Le Thanh Loi, director of the park’s tourism center, was quoted as saying that explorers found ancient limestone, stalactites and fossils possibly millions of years old.
The cave is as high as 80 meters with various terrains suitable for trekking, swimming and even climbing, according to Nguyen Van Tho, a member of the exploration team.
First discovered in 1990, Toi Cave had about 400 meters from its entrance opened to tourists nearly four years ago. It is currently part of a route connected with the Chay River and can be reached by a 400-meter zip-line from a wildlife observation deck.
In a service area nearby, tourists can explore with lights, swim in a pond where the water temperature is less than 20 degrees Celsius or take a mud bath.
Phong Nha-Ke Bang won UNESCO heritage recognition in 2003 thanks to its 300 different caves and grottos with unique limestone structures and the oldest karst formation in Asia, dating back some 400 million years.

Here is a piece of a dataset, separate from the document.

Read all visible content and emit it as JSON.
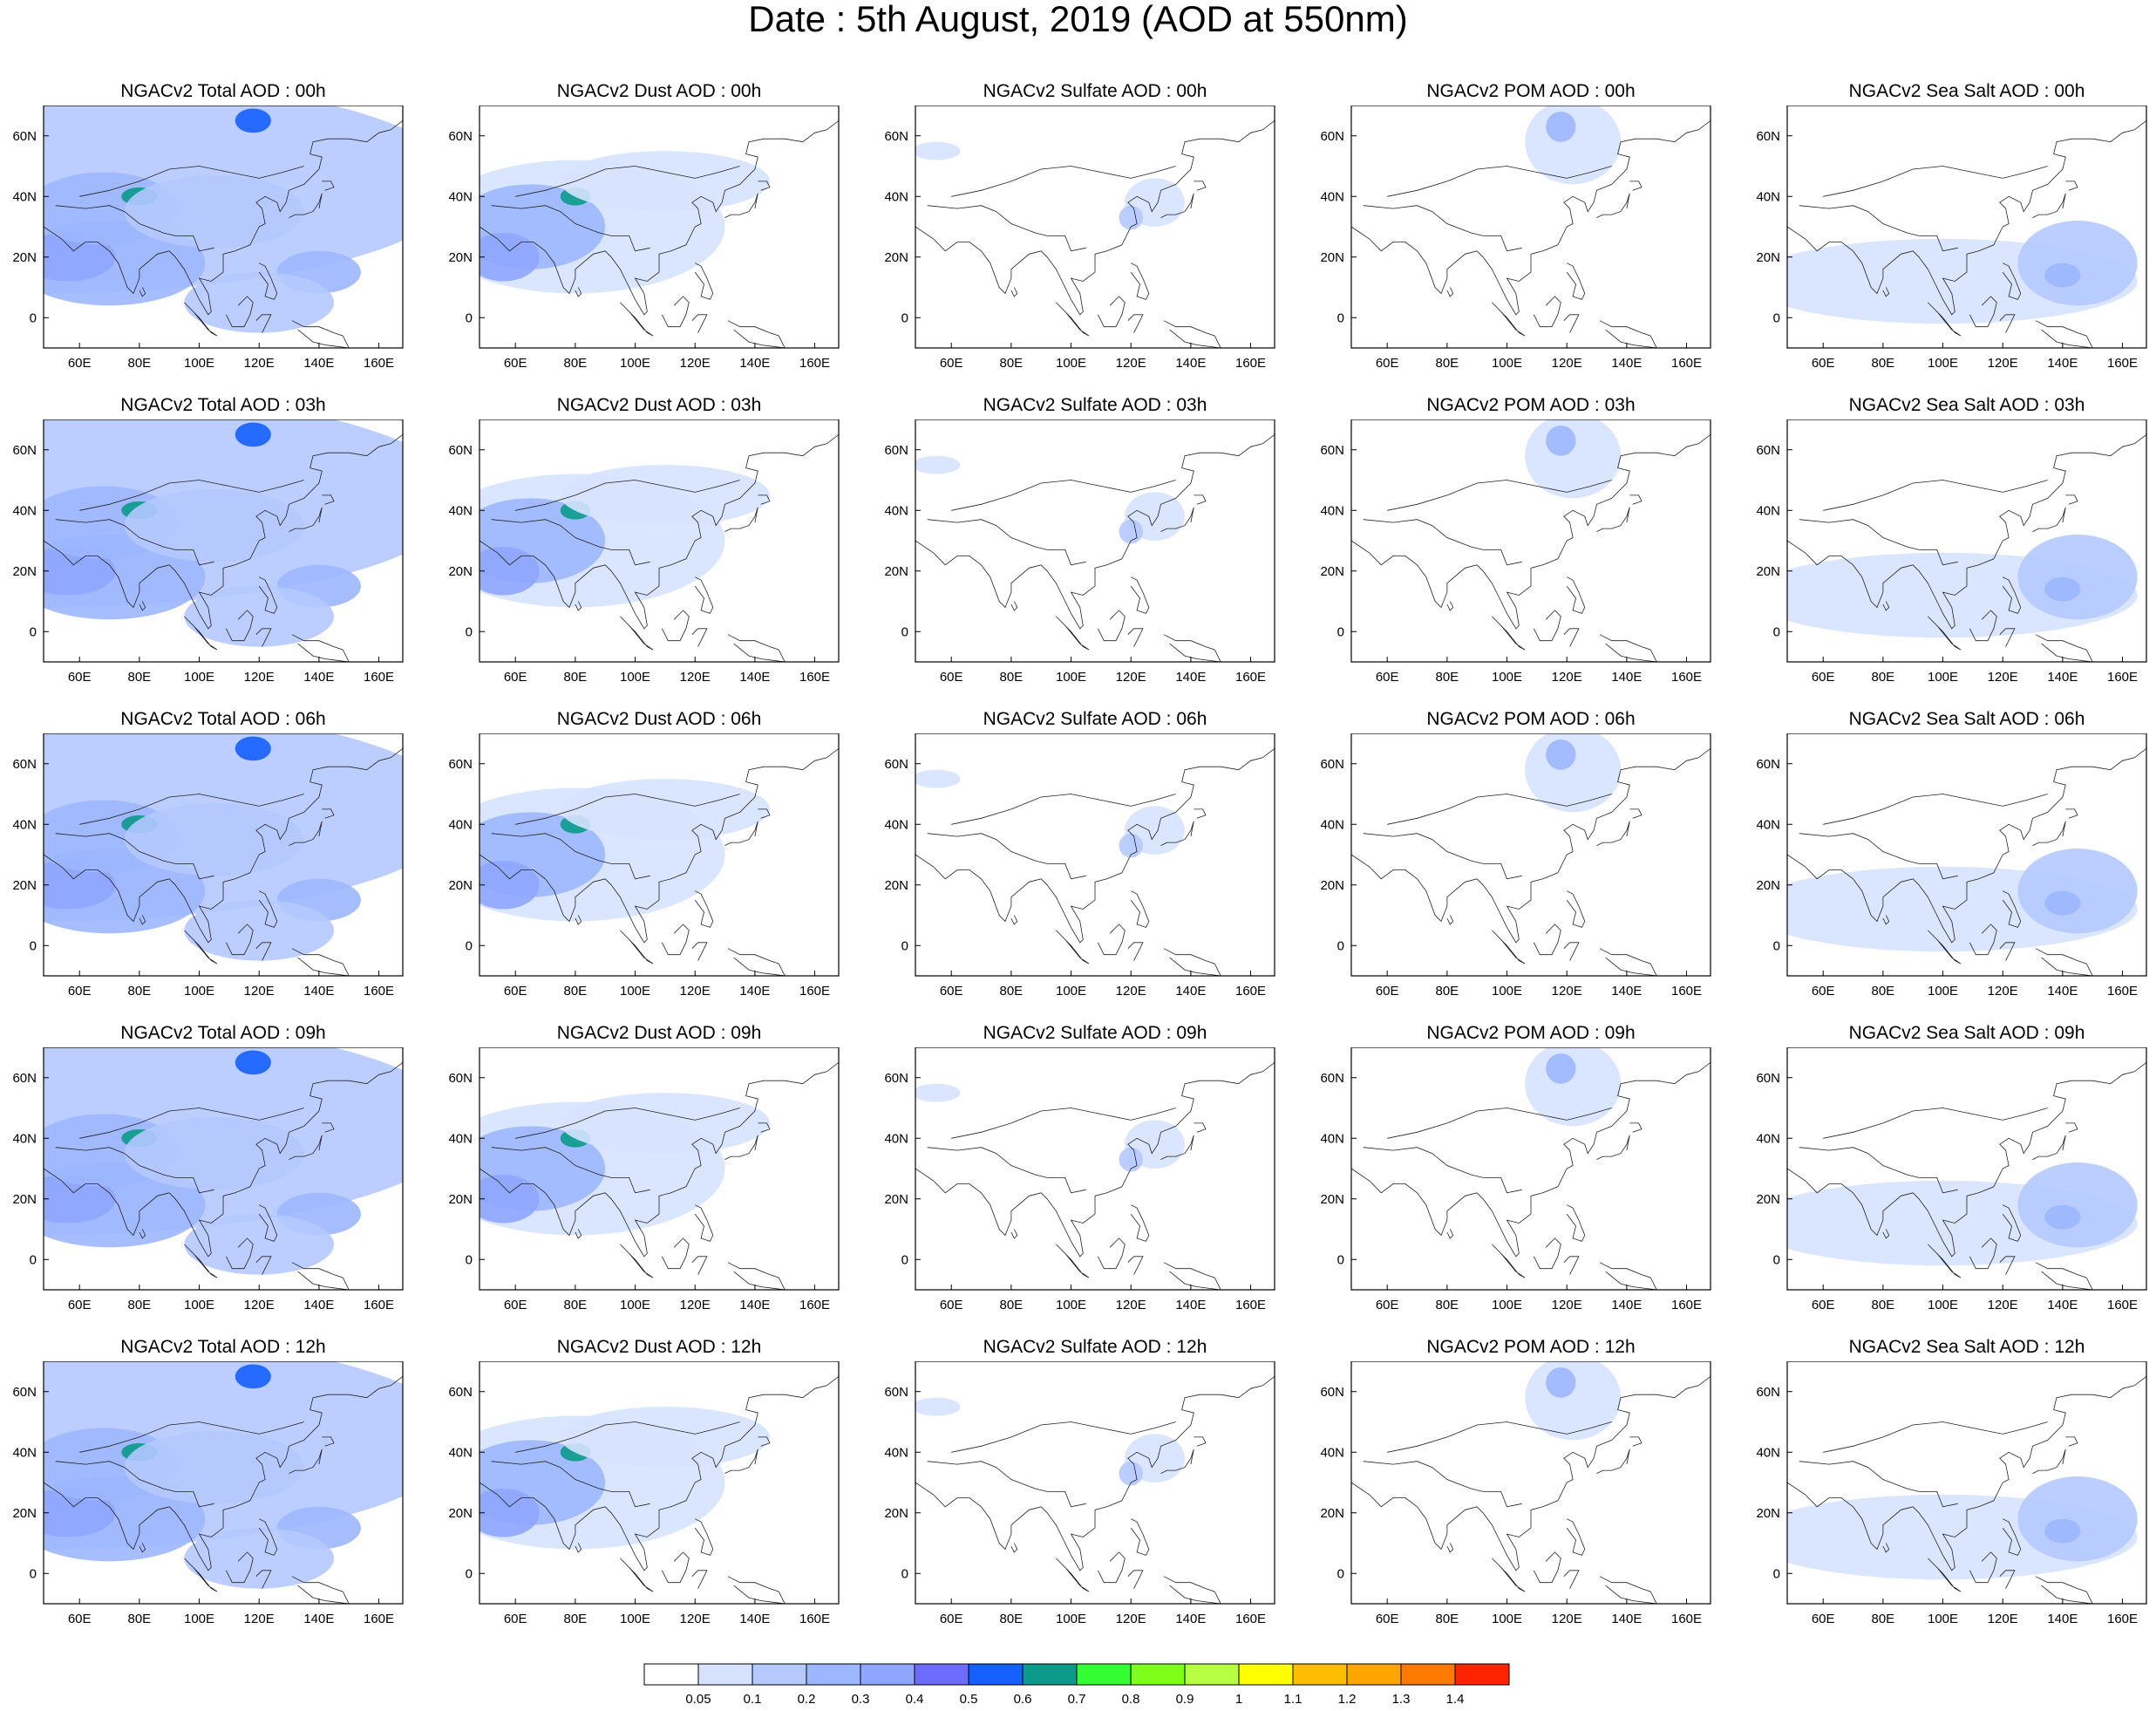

But only some of the caves are accessible to the public, like the world’s largest cave Son Doong and Paradise, described as the world’s most beautiful cave and Asia’s longest dry cave by a British Cave Research Association team that explored it.
Official figures from the tourism center showed that more than 15,000 tourists visited the park during the Vietnamese New Year (Tet) holidays from February 19 to 23, up more than 10% from last year.
The center hopes to attract 490,000 visitors, including over 50,000 foreigners, to the park this year.